A California man has pleaded guilty to having profited more than $1 million from insider information provided by his golf buddy, a former senior partner at KPMG LLP in Los Angeles. 

Bryan Shaw, who owned a jewelry store in Encino, Calif., admitted that he used the confidential information provided by Scott London to make illegal stock trades involving public companies including Herbalife Ltd. and Skechers USA. KPMG abruptly resigned as auditor to both companies on April 8, citing concerns that "the firm’s independence has been impacted as a result of" London’s activities. The firm fired London.

On Monday, Shaw pleaded guilty to one count of conspiracy, admitting that he plotted with London to commit securities fraud.

"As part of Mr. Shaw’s ongoing efforts of cooperation with the government, he has agreed to enter into a plea agreement and plead guilty to the filed conspiracy charge," his attorney, Nathan Hochman, a partner at Bingham McCutchen in Santa Monica, Calif., said.

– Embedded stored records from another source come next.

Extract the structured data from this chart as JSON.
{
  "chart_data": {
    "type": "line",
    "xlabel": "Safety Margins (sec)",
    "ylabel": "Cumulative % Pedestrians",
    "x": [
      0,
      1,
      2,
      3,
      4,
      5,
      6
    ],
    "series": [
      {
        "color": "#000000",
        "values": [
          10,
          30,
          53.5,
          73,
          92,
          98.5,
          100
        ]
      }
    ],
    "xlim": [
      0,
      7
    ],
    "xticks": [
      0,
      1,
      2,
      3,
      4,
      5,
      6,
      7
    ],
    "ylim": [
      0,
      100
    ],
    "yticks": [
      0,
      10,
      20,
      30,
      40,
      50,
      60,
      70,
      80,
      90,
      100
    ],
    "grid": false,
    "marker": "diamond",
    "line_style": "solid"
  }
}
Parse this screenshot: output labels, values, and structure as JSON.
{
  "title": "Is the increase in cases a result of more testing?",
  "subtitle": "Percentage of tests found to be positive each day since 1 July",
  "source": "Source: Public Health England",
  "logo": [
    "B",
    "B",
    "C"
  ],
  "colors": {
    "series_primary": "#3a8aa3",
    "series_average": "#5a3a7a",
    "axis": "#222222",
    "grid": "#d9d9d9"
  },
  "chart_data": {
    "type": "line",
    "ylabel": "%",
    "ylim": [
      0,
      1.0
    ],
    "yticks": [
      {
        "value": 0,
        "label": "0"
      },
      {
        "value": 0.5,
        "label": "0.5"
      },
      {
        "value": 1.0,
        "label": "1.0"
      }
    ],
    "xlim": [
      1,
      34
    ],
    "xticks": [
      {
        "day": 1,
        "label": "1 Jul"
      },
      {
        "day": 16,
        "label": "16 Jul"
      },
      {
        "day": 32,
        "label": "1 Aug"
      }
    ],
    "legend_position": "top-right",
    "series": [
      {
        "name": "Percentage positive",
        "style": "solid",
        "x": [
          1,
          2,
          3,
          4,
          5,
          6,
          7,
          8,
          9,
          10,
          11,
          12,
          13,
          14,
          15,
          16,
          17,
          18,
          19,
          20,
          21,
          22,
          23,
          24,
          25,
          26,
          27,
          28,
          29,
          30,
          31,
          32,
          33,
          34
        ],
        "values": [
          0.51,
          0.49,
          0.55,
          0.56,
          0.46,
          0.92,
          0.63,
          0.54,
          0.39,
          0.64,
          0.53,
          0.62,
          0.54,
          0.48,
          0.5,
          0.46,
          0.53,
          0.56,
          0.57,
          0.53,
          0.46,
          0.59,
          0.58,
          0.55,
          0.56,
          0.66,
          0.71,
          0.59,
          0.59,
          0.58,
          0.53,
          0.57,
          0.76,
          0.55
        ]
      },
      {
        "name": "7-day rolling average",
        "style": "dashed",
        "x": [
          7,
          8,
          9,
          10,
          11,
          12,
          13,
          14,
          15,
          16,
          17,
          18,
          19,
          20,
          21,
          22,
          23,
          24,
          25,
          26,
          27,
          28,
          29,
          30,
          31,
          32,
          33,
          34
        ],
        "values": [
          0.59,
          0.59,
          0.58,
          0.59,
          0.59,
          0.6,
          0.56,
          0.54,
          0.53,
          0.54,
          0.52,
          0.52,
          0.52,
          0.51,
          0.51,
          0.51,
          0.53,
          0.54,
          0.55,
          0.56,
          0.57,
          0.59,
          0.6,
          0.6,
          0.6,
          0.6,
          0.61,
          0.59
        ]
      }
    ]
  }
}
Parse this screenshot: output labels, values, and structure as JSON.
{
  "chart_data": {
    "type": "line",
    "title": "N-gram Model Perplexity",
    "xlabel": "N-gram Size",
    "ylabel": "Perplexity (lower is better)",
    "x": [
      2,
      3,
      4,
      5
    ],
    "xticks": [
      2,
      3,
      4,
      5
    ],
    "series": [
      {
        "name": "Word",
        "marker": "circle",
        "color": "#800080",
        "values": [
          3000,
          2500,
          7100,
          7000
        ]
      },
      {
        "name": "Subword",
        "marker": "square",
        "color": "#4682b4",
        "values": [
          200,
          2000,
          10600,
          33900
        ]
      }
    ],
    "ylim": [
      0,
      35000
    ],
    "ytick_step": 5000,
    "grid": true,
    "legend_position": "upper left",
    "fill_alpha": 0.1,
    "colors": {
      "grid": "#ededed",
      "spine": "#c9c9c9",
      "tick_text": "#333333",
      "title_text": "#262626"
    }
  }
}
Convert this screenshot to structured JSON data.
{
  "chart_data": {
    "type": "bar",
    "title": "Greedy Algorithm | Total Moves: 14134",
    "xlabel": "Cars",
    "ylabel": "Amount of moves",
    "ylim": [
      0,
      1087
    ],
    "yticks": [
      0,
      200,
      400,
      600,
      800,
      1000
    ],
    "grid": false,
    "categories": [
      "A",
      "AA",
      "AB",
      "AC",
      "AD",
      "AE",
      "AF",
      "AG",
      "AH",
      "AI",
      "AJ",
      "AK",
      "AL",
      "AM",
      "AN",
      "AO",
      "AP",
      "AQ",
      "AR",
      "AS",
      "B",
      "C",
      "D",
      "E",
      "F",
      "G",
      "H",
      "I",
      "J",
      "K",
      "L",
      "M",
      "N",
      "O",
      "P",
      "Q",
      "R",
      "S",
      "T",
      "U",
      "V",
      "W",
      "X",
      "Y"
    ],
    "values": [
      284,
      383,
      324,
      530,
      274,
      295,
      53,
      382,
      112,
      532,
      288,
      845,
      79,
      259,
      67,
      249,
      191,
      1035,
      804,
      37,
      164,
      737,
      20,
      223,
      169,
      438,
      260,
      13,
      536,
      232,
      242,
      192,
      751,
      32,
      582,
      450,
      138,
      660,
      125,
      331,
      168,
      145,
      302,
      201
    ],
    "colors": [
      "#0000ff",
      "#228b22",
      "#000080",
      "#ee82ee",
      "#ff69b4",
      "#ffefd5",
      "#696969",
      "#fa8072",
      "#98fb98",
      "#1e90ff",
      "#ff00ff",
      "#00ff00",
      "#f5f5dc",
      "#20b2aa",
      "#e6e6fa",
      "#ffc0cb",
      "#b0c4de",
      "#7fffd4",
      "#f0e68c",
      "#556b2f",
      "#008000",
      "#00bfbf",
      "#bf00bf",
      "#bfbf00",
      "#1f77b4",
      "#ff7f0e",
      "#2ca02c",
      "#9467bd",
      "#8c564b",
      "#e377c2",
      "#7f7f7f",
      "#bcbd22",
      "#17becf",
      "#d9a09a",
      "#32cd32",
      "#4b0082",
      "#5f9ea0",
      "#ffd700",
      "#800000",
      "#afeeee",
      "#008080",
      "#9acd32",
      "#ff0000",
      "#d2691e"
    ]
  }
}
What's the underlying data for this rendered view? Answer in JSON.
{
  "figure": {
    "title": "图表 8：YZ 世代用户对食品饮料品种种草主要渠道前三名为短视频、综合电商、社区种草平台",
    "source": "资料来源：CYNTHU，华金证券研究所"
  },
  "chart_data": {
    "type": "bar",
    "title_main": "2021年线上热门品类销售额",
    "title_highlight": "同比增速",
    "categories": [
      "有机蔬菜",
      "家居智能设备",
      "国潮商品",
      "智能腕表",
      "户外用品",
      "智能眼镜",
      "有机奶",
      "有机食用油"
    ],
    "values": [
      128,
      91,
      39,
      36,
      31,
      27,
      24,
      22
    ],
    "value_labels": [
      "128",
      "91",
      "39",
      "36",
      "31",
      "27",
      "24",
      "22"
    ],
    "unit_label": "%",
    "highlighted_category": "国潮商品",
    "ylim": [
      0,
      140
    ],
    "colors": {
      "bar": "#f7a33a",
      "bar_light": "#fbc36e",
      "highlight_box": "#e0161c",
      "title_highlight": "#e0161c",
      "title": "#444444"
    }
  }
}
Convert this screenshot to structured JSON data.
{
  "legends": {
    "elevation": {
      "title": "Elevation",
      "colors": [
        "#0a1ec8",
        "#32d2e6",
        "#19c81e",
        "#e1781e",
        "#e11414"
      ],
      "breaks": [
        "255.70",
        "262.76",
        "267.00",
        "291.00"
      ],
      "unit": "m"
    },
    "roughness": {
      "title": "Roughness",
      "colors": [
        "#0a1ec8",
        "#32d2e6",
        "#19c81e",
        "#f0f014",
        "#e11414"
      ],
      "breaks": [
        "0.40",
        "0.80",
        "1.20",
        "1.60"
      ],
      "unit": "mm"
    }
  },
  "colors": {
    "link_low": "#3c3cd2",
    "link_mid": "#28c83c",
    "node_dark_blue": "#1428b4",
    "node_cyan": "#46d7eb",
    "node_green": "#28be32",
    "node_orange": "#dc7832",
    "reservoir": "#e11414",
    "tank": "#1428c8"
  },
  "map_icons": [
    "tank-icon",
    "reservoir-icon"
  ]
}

Shaw agreed to disgorge nearly $1.3 million in illegal stock trades. He admitted that he gave London more than $60,000 cash, often in bags of $100 bills on streets near his jewelry store, in exchange for confidential information about KPMG’s clients. He also admitted that he gave London a $12,000 Rolex watch, jewelry and concert tickets.

Shaw faces up to five years in prison and a $250,000 fine.

London, former chief of KPMG’s audit practice for the southwestern United States, was charged on April 11 with one count of conspiracy to commit securities fraud. He is due to enter a plea on May 17.

"These two men were close friends who shared dinners, concerts, sporting events and secret information that brought profits to each of them," U.S. Attorney André Birotte Jr. said in a prepared statement. "London provided, and Shaw was all too happy to use, proprietary information that should have remained confidential. These men broke ethical rules and criminal laws for the sole purpose of lining their pockets with illegal profits."

According to federal prosecutors, Shaw provided investigators with recorded telephone conversations in which London passed along confidential information, often from press release drafts, about Herbalife and Deckers Outdoor Corp. Shaw also was cooperating with the FBI during two cash exchanges.

The U.S. Securities and Exchange Commission also has filed charges against both men. In that case, Shaw admitted his "incredibly stupid actions."

"There is no excuse for my wrongful conduct," he wrote. "I expect that my actions will result in significant civil and criminal consequences, but I realize that this is the painful price I will pay for my transgressions."